The horned skills it takes to track a buck and kill him are the same skills needed to “still track”. I knew or would bet the buck was on that bluff. Though his track said he wasn't real big, it did tell me he was looking for a bed. Sometimes we just need to look outside the box, as my old buddy Kevin Harrison use to say, to kill a buck.
I saw a few small bucks during Thanksgiving week, but no shooters. On the last Monday of deer season which is muzzleloader week here in northern Maine, we had plenty of tracking snow. I was out of the truck before light, as I wanted to get into a spot before the deer retreated to their daily bedding areas. I was sneaking down an old snowmobile trail as the rising sun peaked through the softwood trees, when a big doe jumped across the trail. She was followed by a beautiful high racked buck.

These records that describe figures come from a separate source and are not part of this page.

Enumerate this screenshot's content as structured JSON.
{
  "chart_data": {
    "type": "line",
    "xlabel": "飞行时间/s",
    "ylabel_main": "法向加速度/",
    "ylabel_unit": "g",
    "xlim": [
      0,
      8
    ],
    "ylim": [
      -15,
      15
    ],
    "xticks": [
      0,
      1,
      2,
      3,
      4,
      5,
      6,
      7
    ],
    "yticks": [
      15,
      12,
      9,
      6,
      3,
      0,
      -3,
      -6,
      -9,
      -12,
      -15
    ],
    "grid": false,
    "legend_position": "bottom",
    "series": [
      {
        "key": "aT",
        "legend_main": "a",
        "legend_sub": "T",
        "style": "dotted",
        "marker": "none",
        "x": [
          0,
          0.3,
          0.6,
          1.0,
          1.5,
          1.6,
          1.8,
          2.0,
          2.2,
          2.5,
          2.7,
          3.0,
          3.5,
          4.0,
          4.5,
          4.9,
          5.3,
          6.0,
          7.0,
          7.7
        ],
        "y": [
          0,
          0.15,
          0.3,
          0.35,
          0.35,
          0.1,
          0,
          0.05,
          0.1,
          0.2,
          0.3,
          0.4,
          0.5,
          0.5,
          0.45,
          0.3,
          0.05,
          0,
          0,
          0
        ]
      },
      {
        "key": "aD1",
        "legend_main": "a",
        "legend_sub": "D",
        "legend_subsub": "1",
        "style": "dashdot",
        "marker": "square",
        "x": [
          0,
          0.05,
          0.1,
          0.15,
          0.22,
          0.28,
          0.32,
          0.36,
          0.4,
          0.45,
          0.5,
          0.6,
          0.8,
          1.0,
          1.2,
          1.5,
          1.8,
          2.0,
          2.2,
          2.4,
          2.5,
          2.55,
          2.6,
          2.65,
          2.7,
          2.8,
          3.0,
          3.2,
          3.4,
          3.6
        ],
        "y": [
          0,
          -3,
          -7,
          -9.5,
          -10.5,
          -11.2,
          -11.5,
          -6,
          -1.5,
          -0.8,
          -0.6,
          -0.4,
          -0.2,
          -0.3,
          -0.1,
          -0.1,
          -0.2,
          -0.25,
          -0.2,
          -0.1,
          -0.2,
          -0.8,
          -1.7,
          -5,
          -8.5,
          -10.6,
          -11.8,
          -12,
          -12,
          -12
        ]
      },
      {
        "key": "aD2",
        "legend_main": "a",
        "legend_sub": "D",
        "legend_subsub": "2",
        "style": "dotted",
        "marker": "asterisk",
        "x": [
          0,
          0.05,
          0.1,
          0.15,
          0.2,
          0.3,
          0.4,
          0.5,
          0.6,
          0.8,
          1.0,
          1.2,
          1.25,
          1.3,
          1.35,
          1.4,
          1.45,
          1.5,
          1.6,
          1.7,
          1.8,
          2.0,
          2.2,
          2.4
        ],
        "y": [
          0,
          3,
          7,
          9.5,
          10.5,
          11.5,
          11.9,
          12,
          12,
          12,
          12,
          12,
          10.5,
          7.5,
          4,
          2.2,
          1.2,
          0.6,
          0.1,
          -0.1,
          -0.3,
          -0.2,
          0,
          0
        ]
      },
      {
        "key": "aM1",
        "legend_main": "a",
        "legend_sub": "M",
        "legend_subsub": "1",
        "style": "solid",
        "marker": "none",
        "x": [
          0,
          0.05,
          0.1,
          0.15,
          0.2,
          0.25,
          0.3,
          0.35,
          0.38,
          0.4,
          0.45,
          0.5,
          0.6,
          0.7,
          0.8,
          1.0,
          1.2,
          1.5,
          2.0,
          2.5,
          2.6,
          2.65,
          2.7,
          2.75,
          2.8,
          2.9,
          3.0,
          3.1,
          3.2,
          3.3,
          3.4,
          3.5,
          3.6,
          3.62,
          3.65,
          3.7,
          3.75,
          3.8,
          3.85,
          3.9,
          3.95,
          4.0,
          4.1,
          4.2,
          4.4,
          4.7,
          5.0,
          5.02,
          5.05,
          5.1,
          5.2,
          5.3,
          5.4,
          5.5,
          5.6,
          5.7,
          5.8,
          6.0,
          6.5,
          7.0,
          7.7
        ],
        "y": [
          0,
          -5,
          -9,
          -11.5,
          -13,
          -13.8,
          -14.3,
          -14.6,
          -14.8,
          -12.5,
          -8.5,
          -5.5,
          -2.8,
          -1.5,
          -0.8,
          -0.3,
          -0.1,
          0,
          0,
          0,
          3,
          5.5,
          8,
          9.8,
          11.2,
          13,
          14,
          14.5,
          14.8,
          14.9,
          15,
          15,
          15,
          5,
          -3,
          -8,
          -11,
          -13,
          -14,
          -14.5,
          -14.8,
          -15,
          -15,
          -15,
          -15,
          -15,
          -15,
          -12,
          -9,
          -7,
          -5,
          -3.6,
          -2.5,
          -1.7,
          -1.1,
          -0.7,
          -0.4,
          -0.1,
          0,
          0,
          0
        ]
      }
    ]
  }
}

The sex driven stud aimlessly walked behind the doe, never knowing I was there. I placed the crosshairs on the bucks shoulder at around 30 yards. A smile wrinkled across my face, as I let the buck walk. He was an awesome buck, toting six points. I also knew, this act of courage and/or foolishness, might seal my doom for the remainder of the season. It did. That was the only buck I saw for the remainder of the week.
Remember, not everyone is a deer tracker. It is the hardest way to kill a trophy buck in America when done in the big woods of the northeast. Don't be afraid to mix things up. I'm not.